International Journal of Computer Applications |
Foundation of Computer Science (FCS), NY, USA |
Volume 184 - Number 13 |
Year of Publication: 2022 |
Authors: Meetali, R.M. Samant, Parimal Bartakke, Jayesh Mohite, Subhasini Priya |
10.5120/ijca2022922132 |
Meetali, R.M. Samant, Parimal Bartakke, Jayesh Mohite, Subhasini Priya . Brain Tumor MRI Image Processing and Classification by Edge Detection using ML Algorithms. International Journal of Computer Applications. 184, 13 ( May 2022), 55-59. DOI=10.5120/ijca2022922132
A tumor on a brain is an abnormal growth of cells in the brain, which may turn into a malignant tumor and can become fatal as per the studies suggested by various institutes such as Brain Tumor Epidemiology: Consensus from the Brain Tumor Epidemiology Consortium (The University of Texas), etc. The major problem with a brain tumor is specifying its location, shape, and size.
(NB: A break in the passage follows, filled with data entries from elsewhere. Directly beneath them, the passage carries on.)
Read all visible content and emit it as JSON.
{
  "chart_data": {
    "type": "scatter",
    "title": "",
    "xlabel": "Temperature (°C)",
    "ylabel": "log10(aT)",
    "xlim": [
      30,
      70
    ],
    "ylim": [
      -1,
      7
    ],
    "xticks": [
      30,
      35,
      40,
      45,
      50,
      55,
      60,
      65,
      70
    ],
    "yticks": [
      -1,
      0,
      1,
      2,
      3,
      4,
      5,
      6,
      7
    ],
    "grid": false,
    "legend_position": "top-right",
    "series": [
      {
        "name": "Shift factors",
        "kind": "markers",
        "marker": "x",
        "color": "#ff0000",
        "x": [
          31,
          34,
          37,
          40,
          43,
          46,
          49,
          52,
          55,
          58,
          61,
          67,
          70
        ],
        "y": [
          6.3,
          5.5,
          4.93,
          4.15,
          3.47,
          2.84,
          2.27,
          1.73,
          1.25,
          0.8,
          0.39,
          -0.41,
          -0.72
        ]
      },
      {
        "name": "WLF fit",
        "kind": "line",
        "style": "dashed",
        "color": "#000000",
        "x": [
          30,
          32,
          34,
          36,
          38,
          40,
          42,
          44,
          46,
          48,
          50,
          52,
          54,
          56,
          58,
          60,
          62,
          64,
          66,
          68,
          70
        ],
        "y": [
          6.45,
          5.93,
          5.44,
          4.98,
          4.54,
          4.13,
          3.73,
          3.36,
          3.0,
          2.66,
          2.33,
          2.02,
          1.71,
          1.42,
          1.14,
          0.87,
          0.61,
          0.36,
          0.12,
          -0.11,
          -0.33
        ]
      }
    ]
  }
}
Despite many efforts and promising results in this field of tumor detection, accurate classification from type benign to type malignant is still challenging. One of the most common methods of diagnosing brain tumors is Magnetic Resonance Imaging (MRI) but its accuracy is not very high. The proposed system suggests a novel method for Brain Tumor Detection and Classification by using some of the prominent Machine Learning (ML) based algorithms such as Convolutional Neural Network (CNN), Support Vector Machine (SVM), and K-Nearest Neighbor (KNN). This approach is to separate images from an MRI that can be classified as type benign or type malignant. In this experimentation, K-NN has shown promising classification accuracy of 89%.